Borrelia duttoni

Scientific classification
- Domain: Bacteria
- Kingdom: Pseudomonadati
- Phylum: Spirochaetota
- Class: Spirochaetia
- Order: Spirochaetales
- Family: Borreliaceae
- Genus: Borrelia
- Species: B. duttoni
- Binomial name: Borrelia duttoni (Novy and Knapp 1906) Bergey et al. 1925 (Approved Lists 1980)

= Borrelia duttoni =

- Genus: Borrelia
- Species: duttoni
- Authority: (Novy and Knapp 1906) Bergey et al. 1925 (Approved Lists 1980)

Species of bacterium

Borrelia duttoni (formerly known as Spirochaeta duttoni) is a species of Borrelia. It is the endemic causative agent of tick-borne relapsing fever in parts of sub-Saharan Africa, and Madagascar.
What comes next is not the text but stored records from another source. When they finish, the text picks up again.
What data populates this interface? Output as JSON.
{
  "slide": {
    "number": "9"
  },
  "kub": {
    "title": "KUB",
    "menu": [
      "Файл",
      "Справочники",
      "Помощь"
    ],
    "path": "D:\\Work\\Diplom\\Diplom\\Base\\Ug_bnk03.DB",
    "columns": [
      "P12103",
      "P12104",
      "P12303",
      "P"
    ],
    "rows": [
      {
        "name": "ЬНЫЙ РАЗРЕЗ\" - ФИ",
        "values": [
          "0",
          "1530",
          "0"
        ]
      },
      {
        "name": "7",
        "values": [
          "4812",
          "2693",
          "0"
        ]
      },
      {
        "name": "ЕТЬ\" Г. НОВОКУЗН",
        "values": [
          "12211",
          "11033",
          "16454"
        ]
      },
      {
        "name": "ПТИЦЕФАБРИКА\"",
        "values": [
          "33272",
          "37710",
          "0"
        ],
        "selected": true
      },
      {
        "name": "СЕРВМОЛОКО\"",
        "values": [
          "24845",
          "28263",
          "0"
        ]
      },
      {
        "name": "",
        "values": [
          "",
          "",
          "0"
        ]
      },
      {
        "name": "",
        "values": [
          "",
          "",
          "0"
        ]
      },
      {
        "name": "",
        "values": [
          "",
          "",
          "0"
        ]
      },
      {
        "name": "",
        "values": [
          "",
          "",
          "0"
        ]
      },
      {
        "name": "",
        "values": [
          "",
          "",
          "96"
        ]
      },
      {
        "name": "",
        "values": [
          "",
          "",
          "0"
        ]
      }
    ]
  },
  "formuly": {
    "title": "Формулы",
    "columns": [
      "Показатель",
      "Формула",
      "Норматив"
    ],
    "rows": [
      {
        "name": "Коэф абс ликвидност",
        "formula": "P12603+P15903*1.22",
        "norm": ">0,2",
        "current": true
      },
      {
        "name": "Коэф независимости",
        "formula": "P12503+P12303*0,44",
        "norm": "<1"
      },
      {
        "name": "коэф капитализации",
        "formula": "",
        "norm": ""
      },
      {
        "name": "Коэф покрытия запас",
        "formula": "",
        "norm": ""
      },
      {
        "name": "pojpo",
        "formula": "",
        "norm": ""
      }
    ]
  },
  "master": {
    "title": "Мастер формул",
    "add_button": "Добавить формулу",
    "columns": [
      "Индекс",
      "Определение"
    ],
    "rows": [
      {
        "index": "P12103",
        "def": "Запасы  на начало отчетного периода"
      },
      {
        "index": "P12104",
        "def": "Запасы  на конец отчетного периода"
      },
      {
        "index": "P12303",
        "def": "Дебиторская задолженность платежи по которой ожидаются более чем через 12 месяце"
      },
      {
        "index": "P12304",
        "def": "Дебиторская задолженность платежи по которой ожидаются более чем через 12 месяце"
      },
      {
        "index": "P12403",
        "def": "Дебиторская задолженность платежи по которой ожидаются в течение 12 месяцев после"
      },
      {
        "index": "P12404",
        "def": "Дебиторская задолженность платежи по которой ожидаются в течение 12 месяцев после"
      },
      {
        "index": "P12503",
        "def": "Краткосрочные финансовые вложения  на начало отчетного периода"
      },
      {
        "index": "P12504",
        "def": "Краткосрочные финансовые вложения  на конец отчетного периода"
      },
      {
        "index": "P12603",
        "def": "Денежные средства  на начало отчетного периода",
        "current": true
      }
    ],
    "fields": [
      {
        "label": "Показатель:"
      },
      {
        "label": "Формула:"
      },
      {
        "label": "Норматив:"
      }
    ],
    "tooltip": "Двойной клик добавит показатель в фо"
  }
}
It is transmitted by the soft-bodied tick Ornithodoros moubata which sheds the pathogen in its saliva and coxal fluid. Vertical transmission occurs in ticks which thus appear to represent the major reservoir of this pathogen. Humans appear to be the sole vertebrate host of B. duttoni, although chickens and pigs may be infected according to research performed in East Africa. Human disease is characterised by a long incubation period, numerous brief recurrences, and frequent ocular involvement. Infection results immunity which is enduring but strain-specific.

It is named after Joseph Everett Dutton, who died of the disease in 1905 while he and John Lancelot Todd were investigating "tick fever".